As she was on her way anywhere but near him, he rose and caught her arm. “I’m out of my depth. I don’t know what to think, and I can’t manage to hide anything from you.”

“You’re not supposed to hide things from people who—”

The librarian started their way this time. Thank God. She’d saved Maria from claiming she mattered to Jake.

He eased her into the chair across from his and waved off the poor woman trying to keep the peace.

“The journal was part of Griff’s personal effects, but if you think about it, a careful read might have given us something to refute his claims.”

“Don’t you see that reading it would have meant Griff was partially right?
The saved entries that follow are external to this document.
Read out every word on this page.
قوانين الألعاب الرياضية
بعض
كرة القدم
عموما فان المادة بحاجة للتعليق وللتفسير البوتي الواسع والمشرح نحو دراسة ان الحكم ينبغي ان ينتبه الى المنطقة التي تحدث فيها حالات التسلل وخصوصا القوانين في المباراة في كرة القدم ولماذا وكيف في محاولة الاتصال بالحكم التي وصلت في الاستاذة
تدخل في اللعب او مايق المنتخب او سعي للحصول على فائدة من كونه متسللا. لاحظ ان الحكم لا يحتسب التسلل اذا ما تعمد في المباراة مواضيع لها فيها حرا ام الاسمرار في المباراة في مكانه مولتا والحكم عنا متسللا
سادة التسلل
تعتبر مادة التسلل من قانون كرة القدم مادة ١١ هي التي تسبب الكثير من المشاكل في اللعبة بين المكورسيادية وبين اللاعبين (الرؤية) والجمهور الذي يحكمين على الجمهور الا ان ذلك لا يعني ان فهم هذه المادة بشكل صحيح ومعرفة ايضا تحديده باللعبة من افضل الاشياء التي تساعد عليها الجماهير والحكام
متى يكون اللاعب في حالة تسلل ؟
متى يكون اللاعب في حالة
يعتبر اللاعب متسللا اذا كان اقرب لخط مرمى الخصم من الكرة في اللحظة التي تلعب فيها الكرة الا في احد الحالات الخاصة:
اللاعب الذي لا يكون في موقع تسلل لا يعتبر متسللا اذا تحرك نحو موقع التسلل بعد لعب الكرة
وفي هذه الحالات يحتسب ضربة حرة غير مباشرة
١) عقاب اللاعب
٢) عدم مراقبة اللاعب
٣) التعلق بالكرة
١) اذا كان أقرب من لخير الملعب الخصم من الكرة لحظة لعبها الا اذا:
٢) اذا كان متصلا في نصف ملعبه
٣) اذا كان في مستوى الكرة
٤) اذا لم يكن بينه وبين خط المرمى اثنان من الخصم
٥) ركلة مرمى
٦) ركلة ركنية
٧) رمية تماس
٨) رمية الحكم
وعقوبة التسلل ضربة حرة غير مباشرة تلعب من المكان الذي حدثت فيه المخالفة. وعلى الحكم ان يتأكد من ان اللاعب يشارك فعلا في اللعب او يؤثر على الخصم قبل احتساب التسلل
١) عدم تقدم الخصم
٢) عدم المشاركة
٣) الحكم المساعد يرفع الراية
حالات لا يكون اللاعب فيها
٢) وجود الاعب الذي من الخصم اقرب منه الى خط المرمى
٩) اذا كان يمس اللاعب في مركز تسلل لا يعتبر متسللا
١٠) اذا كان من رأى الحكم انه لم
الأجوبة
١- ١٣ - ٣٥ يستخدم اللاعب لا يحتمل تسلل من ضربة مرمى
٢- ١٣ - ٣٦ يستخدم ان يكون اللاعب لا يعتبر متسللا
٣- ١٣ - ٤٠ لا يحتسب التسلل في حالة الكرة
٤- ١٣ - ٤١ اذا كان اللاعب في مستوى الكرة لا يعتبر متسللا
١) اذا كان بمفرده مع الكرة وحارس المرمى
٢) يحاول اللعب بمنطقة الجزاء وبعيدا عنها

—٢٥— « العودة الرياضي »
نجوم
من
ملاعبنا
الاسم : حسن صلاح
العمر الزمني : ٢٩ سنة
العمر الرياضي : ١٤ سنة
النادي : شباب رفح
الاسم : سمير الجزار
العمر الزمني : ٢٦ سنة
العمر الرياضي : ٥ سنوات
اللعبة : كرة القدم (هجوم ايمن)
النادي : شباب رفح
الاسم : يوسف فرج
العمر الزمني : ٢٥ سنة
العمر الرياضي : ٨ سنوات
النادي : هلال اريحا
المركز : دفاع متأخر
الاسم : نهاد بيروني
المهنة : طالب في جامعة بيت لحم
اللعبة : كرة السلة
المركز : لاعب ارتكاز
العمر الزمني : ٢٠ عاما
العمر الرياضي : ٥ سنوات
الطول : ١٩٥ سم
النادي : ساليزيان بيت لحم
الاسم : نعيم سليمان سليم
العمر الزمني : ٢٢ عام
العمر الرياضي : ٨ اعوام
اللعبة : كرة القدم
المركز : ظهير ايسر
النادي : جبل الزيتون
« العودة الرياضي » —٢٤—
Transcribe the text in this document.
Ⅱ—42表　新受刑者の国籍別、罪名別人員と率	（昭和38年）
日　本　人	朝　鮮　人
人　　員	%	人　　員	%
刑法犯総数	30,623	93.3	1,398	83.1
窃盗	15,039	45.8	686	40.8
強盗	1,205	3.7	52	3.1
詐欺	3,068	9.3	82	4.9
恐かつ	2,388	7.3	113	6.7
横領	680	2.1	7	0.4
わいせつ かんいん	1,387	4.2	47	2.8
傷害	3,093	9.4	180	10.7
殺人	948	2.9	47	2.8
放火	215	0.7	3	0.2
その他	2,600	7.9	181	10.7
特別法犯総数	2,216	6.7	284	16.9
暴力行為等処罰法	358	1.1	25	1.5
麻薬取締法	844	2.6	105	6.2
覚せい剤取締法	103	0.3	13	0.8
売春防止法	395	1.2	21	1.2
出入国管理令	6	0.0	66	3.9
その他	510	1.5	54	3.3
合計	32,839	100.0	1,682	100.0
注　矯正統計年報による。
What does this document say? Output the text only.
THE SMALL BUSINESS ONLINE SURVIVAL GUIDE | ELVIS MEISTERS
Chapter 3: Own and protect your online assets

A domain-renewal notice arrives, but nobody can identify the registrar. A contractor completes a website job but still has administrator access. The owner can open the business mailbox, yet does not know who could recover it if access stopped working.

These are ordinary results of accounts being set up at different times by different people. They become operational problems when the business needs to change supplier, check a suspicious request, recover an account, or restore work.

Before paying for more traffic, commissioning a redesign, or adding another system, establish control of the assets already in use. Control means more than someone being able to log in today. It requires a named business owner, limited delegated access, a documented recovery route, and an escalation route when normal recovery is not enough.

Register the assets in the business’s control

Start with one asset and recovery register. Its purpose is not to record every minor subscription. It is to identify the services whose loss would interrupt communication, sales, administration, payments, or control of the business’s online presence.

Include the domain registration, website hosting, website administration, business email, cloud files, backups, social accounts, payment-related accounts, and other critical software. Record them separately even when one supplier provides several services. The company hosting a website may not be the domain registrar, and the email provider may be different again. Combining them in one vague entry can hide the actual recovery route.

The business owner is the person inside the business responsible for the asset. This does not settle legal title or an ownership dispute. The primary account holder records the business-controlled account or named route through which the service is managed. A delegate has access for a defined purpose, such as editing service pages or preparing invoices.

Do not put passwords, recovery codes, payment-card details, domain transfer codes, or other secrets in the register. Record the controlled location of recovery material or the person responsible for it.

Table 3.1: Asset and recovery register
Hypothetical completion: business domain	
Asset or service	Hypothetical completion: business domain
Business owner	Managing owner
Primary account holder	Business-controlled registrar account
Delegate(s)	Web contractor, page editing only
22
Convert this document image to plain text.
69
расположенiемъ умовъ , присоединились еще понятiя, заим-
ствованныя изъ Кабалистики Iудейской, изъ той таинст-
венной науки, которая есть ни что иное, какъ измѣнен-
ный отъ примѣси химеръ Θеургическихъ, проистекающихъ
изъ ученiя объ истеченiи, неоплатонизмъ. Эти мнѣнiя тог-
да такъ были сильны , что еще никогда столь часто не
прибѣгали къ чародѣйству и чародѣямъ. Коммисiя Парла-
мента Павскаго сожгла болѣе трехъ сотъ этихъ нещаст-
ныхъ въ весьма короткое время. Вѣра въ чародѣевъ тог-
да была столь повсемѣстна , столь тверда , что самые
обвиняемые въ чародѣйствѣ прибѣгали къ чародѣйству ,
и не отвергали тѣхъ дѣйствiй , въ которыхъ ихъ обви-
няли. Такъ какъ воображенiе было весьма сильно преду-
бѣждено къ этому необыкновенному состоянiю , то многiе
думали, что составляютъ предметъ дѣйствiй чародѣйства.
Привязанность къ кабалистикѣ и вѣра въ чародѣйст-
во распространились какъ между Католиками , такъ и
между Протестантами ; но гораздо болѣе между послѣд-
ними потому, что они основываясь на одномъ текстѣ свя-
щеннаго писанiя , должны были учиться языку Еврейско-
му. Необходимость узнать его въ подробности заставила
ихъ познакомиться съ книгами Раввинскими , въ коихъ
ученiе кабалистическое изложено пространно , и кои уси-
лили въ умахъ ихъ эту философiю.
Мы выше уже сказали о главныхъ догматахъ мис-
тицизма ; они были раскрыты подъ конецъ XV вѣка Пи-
I’d have been almost the worst kind of therapist.”

“But not interested in seducing a client,” Jake said as if reminding her.

“Never that,” she said, uncertain whether to laugh with relief or simply pretend she didn’t consider his acceptance a gift.

Jake sighed. “I have the case files and the public record and I’m playing detective. Maybe I can find something all the other investigators missed.”

What more powerful way was there to admit she mattered to him? In turn, she didn’t want him to compromise his own reputation. “You don’t have to do that for me.”

“I’m doing it for me, because I’ve hurt you and I wish I hadn’t.”

“You didn’t make that call, Jake, and wishing you had only hurts my feelings.”

“Maybe that’s what bothers me most.”

Across the table, the attraction she couldn’t control swirled between them. She wished the room would empty. “It doesn’t change anything. I was your daughter’s therapist. I pretty much single-handedly set a killer free, and I’m a scourge in your neighborhood.”